Calvin gets a lot of stick for approving of the death of Michael Servetus.
But, as usual, these things are not straight forward. Calvin lived in a different era, and even within that period, his compassion shines in the darkness.
Derek Thomas, in John Calvin: A Heart for Devotion, Doctrine, Doxology, offers an alternative perspective on the "Cruel Calvin Caricature. . .

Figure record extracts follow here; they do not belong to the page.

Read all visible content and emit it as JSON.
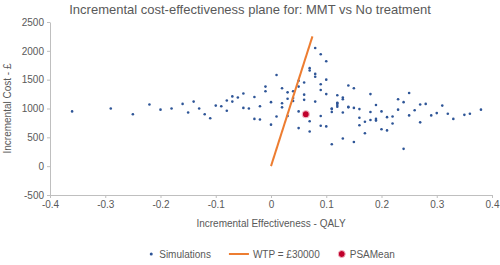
{
  "chart_data": {
    "type": "scatter",
    "title": "Incremental cost-effectiveness plane for: MMT vs No treatment",
    "x_label": "Incremental Effectiveness - QALY",
    "y_label": "Incremental Cost - £",
    "xlim": [
      -0.4,
      0.4
    ],
    "ylim": [
      -500,
      2500
    ],
    "xticks": [
      -0.4,
      -0.3,
      -0.2,
      -0.1,
      0,
      0.1,
      0.2,
      0.3,
      0.4
    ],
    "yticks": [
      -500,
      0,
      500,
      1000,
      1500,
      2000,
      2500
    ],
    "grid": false,
    "legend": "bottom",
    "series": [
      {
        "name": "Simulations",
        "type": "scatter",
        "marker": "circle",
        "color": "#2e5597",
        "x": [
          0.05,
          0.12,
          -0.03,
          0.18,
          0.09,
          0.02,
          0.25,
          -0.08,
          0.14,
          0.07,
          0.31,
          -0.12,
          0.04,
          0.21,
          0.11,
          -0.01,
          0.16,
          0.08,
          0.27,
          -0.05,
          0.1,
          0.03,
          0.19,
          -0.15,
          0.13,
          0.06,
          0.23,
          0.0,
          0.15,
          -0.09,
          0.35,
          0.08,
          -0.02,
          0.12,
          0.2,
          0.05,
          -0.18,
          0.09,
          0.28,
          0.01,
          0.17,
          -0.06,
          0.11,
          0.24,
          0.07,
          -0.11,
          0.14,
          0.03,
          0.32,
          0.1,
          -0.22,
          0.06,
          0.18,
          0.13,
          -0.04,
          0.22,
          0.09,
          0.02,
          0.26,
          -0.07,
          0.15,
          0.04,
          0.29,
          -0.13,
          0.08,
          0.19,
          0.12,
          -0.01,
          0.21,
          0.06,
          0.38,
          -0.25,
          0.1,
          0.16,
          0.03,
          -0.1,
          0.13,
          0.25,
          0.07,
          0.0,
          0.11,
          -0.16,
          0.22,
          0.05,
          0.17,
          -0.03,
          0.09,
          0.3,
          0.14,
          -0.08,
          0.02,
          0.2,
          -0.2,
          0.12,
          0.08,
          0.33,
          -0.05,
          0.15,
          0.06,
          0.23,
          -0.29,
          0.11,
          0.04,
          0.18,
          -0.14,
          0.27,
          0.09,
          0.01,
          0.16,
          -0.36,
          0.13,
          0.07,
          0.36,
          -0.02,
          0.19,
          0.1,
          -0.07,
          0.24,
          0.05,
          0.12
        ],
        "values": [
          950,
          1100,
          820,
          1250,
          700,
          1020,
          880,
          960,
          1400,
          780,
          1050,
          900,
          1180,
          620,
          990,
          1300,
          840,
          1120,
          760,
          1010,
          1500,
          870,
          1060,
          930,
          480,
          1150,
          980,
          720,
          1350,
          1040,
          890,
          1600,
          810,
          1230,
          950,
          660,
          1000,
          1420,
          1080,
          860,
          570,
          1190,
          940,
          1110,
          1700,
          830,
          1020,
          1280,
          910,
          690,
          1070,
          1450,
          800,
          1160,
          1000,
          740,
          1320,
          1090,
          970,
          1210,
          420,
          1130,
          880,
          1000,
          1550,
          790,
          1060,
          1380,
          850,
          1240,
          980,
          900,
          1820,
          710,
          1170,
          1050,
          930,
          1270,
          600,
          1110,
          1000,
          1080,
          860,
          1480,
          770,
          1200,
          1940,
          920,
          1030,
          1140,
          1350,
          640,
          980,
          1090,
          2050,
          820,
          1260,
          1010,
          890,
          1160,
          1000,
          380,
          1300,
          940,
          1120,
          1070,
          870,
          1580,
          990,
          950,
          1190,
          1660,
          910,
          1040,
          820,
          1250,
          1120,
          300,
          1380,
          1030
        ]
      },
      {
        "name": "WTP = £30000",
        "type": "line",
        "line_style": "solid",
        "color": "#ed7d31",
        "x": [
          0,
          0.075
        ],
        "values": [
          0,
          2250
        ]
      },
      {
        "name": "PSAMean",
        "type": "scatter",
        "marker": "circle",
        "color": "#c0002a",
        "x": [
          0.063
        ],
        "values": [
          900
        ]
      }
    ]
  }
}
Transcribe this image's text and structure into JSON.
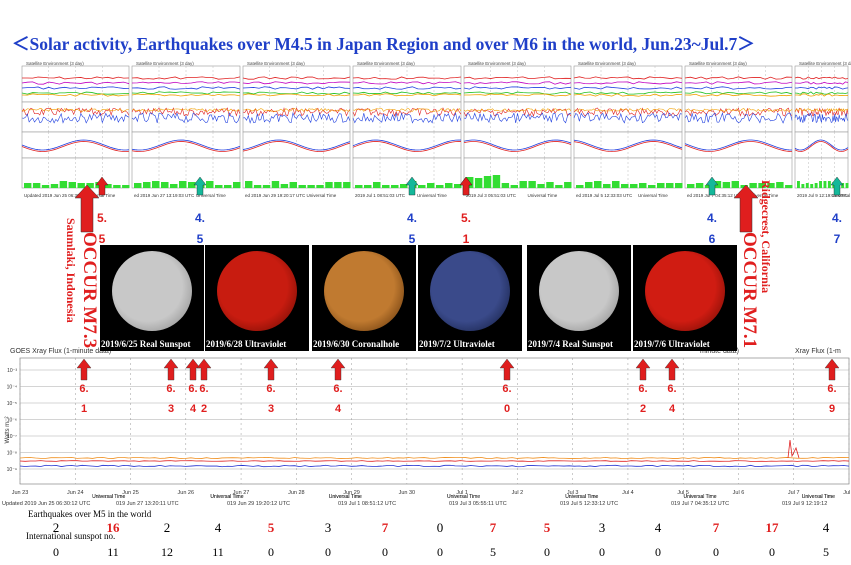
{
  "title": "＜Solar activity, Earthquakes over M4.5 in Japan Region and over M6 in the world, Jun.23~Jul.7＞",
  "satellite_panel": {
    "panel_title": "Satellite Environment (3 day)",
    "footer_label": "Updated",
    "footer_axis": "Universal Time",
    "footer_times": [
      "Updated 2019 Jun 25 06:30:12 UTC",
      "ed 2019 Jun 27 13:19:03 UTC",
      "ed 2019 Jun 29 19:20:17 UTC",
      "2019 Jul 1 08:51:03 UTC",
      "2019 Jul 3 05:51:03 UTC",
      "ed 2019 Jul 5 12:33:03 UTC",
      "ed 2019 Jul 7 04:35:12 UTC",
      "2019 Jul 9 12:19:03 UTC"
    ]
  },
  "japan_quakes": [
    {
      "m": "5",
      "d": "5",
      "color": "#e01e1e"
    },
    {
      "m": "4",
      "d": "5",
      "color": "#1f3fc8"
    },
    {
      "m": "4",
      "d": "5",
      "color": "#1f3fc8"
    },
    {
      "m": "5",
      "d": "1",
      "color": "#e01e1e"
    },
    {
      "m": "4",
      "d": "6",
      "color": "#1f3fc8"
    },
    {
      "m": "4",
      "d": "7",
      "color": "#1f3fc8"
    }
  ],
  "big_quakes": [
    {
      "label": "OCCUR M7.3",
      "place": "Saumlaki, Indonesia"
    },
    {
      "label": "OCCUR M7.1",
      "place": "Ridgecrest, California"
    }
  ],
  "photos": [
    {
      "caption": "2019/6/25 Real Sunspot",
      "color": "#c8c8c8",
      "edge": "#7a7a7a"
    },
    {
      "caption": "2019/6/28 Ultraviolet",
      "color": "#c81c10",
      "edge": "#5a0800"
    },
    {
      "caption": "2019/6/30 Coronalhole",
      "color": "#c07a30",
      "edge": "#4a2300"
    },
    {
      "caption": "2019/7/2 Ultraviolet",
      "color": "#3a4a8a",
      "edge": "#0a1230"
    },
    {
      "caption": "2019/7/4 Real Sunspot",
      "color": "#c8c8c8",
      "edge": "#7a7a7a"
    },
    {
      "caption": "2019/7/6 Ultraviolet",
      "color": "#d01c12",
      "edge": "#5a0800"
    }
  ],
  "xray_panel": {
    "title_left": "GOES Xray Flux (1-minute data)",
    "title_mid": "minute data)",
    "title_right": "Xray Flux (1-m",
    "ylabel": "Watts m⁻²",
    "xlabel": "Universal Time",
    "ticks": [
      "Jun 23",
      "Jun 24",
      "Jun 25",
      "Jun 26",
      "Jun 27",
      "Jun 28",
      "Jun 29",
      "Jun 30",
      "Jul 1",
      "Jul 2",
      "Jul 3",
      "Jul 4",
      "Jul 5",
      "Jul 6",
      "Jul 7",
      "Jul 8"
    ],
    "footer_times": [
      "Updated 2019 Jun 25 06:30:12 UTC",
      "019 Jun 27 13:20:11 UTC",
      "019 Jun 29 19:20:12 UTC",
      "019 Jul 1 08:51:12 UTC",
      "019 Jul 3 05:55:11 UTC",
      "019 Jul 5 12:33:12 UTC",
      "019 Jul 7 04:35:12 UTC",
      "019 Jul 9 12:19:12"
    ]
  },
  "world_quakes": [
    {
      "m": "6",
      "d": "1"
    },
    {
      "m": "6",
      "d": "3"
    },
    {
      "m": "6",
      "d": "4"
    },
    {
      "m": "6",
      "d": "2"
    },
    {
      "m": "6",
      "d": "3"
    },
    {
      "m": "6",
      "d": "4"
    },
    {
      "m": "6",
      "d": "0"
    },
    {
      "m": "6",
      "d": "2"
    },
    {
      "m": "6",
      "d": "4"
    },
    {
      "m": "6",
      "d": "9"
    }
  ],
  "quake_row_label": "Earthquakes over M5 in the world",
  "sunspot_row_label": "International sunspot no.",
  "chart_data": {
    "type": "table",
    "categories": [
      "Jun 23",
      "Jun 24",
      "Jun 25",
      "Jun 26",
      "Jun 27",
      "Jun 28",
      "Jun 29",
      "Jun 30",
      "Jul 1",
      "Jul 2",
      "Jul 3",
      "Jul 4",
      "Jul 5",
      "Jul 6",
      "Jul 7"
    ],
    "series": [
      {
        "name": "Earthquakes over M5 in the world",
        "values": [
          2,
          16,
          2,
          4,
          5,
          3,
          7,
          0,
          7,
          5,
          3,
          4,
          7,
          17,
          4
        ],
        "highlight": [
          false,
          true,
          false,
          false,
          true,
          false,
          true,
          false,
          true,
          true,
          false,
          false,
          true,
          true,
          false
        ]
      },
      {
        "name": "International sunspot no.",
        "values": [
          0,
          11,
          12,
          11,
          0,
          0,
          0,
          0,
          5,
          0,
          0,
          0,
          0,
          0,
          5
        ]
      }
    ]
  }
}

To some, including John Knox of Scotland, the city (Calvin's Geneva)* was the closest thing to heaven they had seen. For others, such as Michael Servetus, whose execution in 1553 (and Calvin's approval of it) is re-told with untiring frequency, found Geneva stifling. But Servetus was found guilty of heresy (anti-Trinitarianism) and of being a disturber of the peace (he had been warned not to enter Geneva), and would have fared equally badly in a Catholic city had he been caught in one. His execution is not an example of intolerant Calvinism, but of a layer of sixteenth-century civil jurisprudence in central Europe, where various lifestyles were considered untenable and punishable by law in a way that humanist societies of our own day would react to with apoplexy. He had been found guilty by a civil court of twenty-five men, and Calvin himself spent hours with Servetus, urging him to repent in order to avoid the inevitable sentence. Calvin's request for a less-painful execution (Servetus was burned) was refused. Arguably gentler Reformers, including Martin Bucer and Philip Melanchthon, fully approved of his death.